Opening weekend was abysmal.  Saturday was constant rain from midnight to after sundown.  Sunday was dark and blustery. After a miserable morning with the Moose, we came in early.  Too cold. Too windy.  The birds were lackadaisical.  I did hear a few hearty gobbles off in the distance past our campground however, and that was where I thought I would start this morning. I got out early and walked to the back of the farm and set up in one of the prepared blinds Angus and I had set up prior to Yute Season. 

 I could have stayed in bed.  There was nothing for a quarter mile or more to answer my calls.  The sun started to come up, and I was alone.  It was time for a new plan.  We had been having good luck earlier in the year at a place the kids had helped me prepare three years earlier.  It was about half a dozen good setups in a 50 yard stretch of fenceline running between  three pastures.  It overlooks some one nice strut zone in the corner of one pasture, and watches the gate between two others. Angus, #3 son, and nearly bagged a nice one during Yute season.  However, it had proved empty the day before with Moose.

 I figured that the difference had been sunshine. All three days were going to be windy.  This one was going to be no exception, but it hadn’t built up to it yet.  It had been much colder on Angus’ hunt, but still sunny.  It had been dark and gloomy for Moose.  My guess was that the turkeys were coming out into the pastures to warm themselves in the sunshine, and staying back in the cedars when it was cloudy.  The sun was peaking up, so I would know soon.  Meanwhile, I had to work out the intricacies of working with an extra layer of clothing, a heavy coat and a wool balaclava to ward off the uncommonly cold and windy morning ahead.
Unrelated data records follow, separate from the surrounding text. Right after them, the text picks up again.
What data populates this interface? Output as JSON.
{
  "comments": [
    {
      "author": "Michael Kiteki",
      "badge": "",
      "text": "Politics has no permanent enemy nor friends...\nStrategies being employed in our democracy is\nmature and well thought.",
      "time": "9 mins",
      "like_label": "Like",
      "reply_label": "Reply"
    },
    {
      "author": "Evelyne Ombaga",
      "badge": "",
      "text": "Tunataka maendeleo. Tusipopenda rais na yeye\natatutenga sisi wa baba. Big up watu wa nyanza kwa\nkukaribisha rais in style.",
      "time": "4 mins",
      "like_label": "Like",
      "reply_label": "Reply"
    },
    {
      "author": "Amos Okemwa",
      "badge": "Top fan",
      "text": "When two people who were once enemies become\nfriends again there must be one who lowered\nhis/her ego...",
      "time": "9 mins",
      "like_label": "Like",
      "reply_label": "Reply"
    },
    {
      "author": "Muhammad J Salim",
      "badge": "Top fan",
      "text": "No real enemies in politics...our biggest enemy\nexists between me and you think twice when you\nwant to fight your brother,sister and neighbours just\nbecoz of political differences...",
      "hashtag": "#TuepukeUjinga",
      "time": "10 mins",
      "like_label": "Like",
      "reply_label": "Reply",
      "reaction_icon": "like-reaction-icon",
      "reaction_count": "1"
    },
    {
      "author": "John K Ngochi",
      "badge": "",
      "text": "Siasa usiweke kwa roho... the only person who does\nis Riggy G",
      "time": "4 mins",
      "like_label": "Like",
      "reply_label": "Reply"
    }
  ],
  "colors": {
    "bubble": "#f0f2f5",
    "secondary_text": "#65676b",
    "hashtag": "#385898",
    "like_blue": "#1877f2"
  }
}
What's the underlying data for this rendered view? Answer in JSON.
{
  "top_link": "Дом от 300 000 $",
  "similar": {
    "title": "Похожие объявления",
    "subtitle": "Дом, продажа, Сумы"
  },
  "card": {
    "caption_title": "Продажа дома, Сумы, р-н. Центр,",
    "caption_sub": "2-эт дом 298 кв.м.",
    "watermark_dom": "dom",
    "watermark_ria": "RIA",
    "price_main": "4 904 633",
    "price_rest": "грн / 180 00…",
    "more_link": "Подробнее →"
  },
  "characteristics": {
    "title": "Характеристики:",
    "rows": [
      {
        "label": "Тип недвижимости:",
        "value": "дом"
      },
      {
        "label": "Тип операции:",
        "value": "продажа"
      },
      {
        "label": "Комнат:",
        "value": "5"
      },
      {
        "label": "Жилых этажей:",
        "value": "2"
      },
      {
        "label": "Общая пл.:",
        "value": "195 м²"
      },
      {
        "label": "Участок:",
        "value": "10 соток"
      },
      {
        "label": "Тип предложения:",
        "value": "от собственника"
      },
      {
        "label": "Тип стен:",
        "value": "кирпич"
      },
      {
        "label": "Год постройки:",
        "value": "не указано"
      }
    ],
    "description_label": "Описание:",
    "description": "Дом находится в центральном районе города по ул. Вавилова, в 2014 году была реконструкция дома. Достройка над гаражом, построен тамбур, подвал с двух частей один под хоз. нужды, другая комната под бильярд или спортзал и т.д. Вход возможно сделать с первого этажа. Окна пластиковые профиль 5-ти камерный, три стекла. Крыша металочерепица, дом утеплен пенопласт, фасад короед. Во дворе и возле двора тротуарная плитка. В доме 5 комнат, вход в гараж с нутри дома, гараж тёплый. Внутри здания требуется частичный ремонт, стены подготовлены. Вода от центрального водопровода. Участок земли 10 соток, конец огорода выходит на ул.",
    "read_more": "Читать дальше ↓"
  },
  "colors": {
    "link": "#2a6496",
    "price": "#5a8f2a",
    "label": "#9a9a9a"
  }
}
At sunrise, I got a visit from three hens.  I’d chosen Angus’ favorite spot, sitting on a log under a cedar tree. It afforded a good view, easy movement, and excellent cover.  When the hens came in I managed to duck down without them seeing me.  They came in, fed amongst my decoys and then departed, never the wiser.

I had been keeping track of a total of four gobblers.  My friends, the crows and the red-tail hawk, kept them busy betraying themselves all through flydown and beyond.  The crows were particularly helpful this morning.  I do not know what their problem was, but they were quite boisterous.

I had a spread of three dekes out—two hens venturing into the brush in front of me on the eastern side of the fence line.  I had a jake out in the pasture about 10 yards between them and ten yards out, looking straight at me.  As the hens left, one of them started sparring with her buddy, and the one hen let loose with a huge cackle. That got three gobblers interested—one behind me and two out in front.  After the hens left, I repeated what I had heard using my new homemade slate/glass call.  That sealed the deal.  From there, a few clucks every few minutes was all it took.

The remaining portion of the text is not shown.